CML urges the government to reform housing industry

The Council of Mortgage Lenders has urged the government to increase support for mortgage borrowers who fall into payment difficulties and renew its commitment to sustainable home-ownership.

This it says would enhance the safety-net for home-buyers and minimize the numbers of arrears and repossessions.

In its pre-Budget report, the CML points out that more than half the UK’s poor are home-owners, but the government’s safety-net measures are strongly tilted towards people in other forms of tenure.

The CML believes that one way the government can redress this balance is by increasing the 100,000 maximum mortgage sum eligible for income support for mortgage interest.

This threshold has not been increased since 1995, so the overall level of support available for home-owners is currently at its lowest level for over 20 years.

The CML’s pre-Budget report also urges the government to reform the current slab structure of stamp duty. The current system creates inefficiencies in the housing market and undermines the government’s efforts to get would-be home-owners on to the property ladder.

CML also want the government to ensure there are enough energy assessors to deliver the energy performance certificate part of home information packs. If there is a delay which causes a shortfall in the number of assessors it could impact on the delivery of the packs and ultimately have a negative effect on the market.

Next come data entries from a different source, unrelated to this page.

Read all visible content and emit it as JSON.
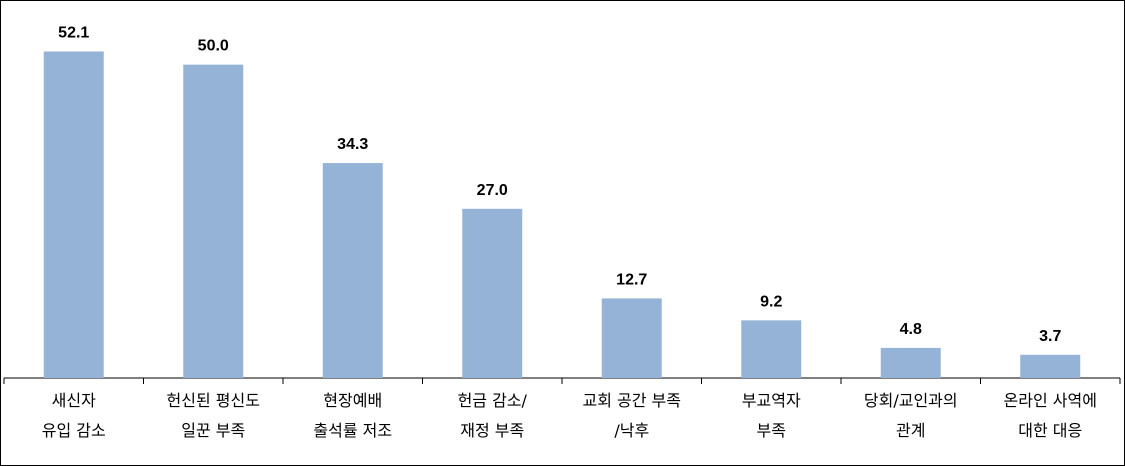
{
  "chart_data": {
    "type": "bar",
    "categories": [
      "새신자\n유입 감소",
      "헌신된 평신도\n일꾼 부족",
      "현장예배\n출석률 저조",
      "헌금 감소/\n재정 부족",
      "교회 공간 부족\n/낙후",
      "부교역자\n부족",
      "당회/교인과의\n관계",
      "온라인 사역에\n대한 대응"
    ],
    "values": [
      52.1,
      50.0,
      34.3,
      27.0,
      12.7,
      9.2,
      4.8,
      3.7
    ],
    "value_labels": [
      "52.1",
      "50.0",
      "34.3",
      "27.0",
      "12.7",
      "9.2",
      "4.8",
      "3.7"
    ],
    "color": "#95b3d7",
    "ylim": [
      0,
      60
    ]
  }
}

Bob Pannell, head of research and information at CML, says: “Home-ownership is far and away the most popular tenure in the UK. But it is surprising that at a time when the government is promoting the wider benefits of home-ownership, the safety-nets it has in place to help struggling home-owners are being neglected.”

“We strongly urge the government to demonstrate its commitment to sustainable home-ownership by reviewing how the benefits system helps home-owners who find themselves in difficulty.”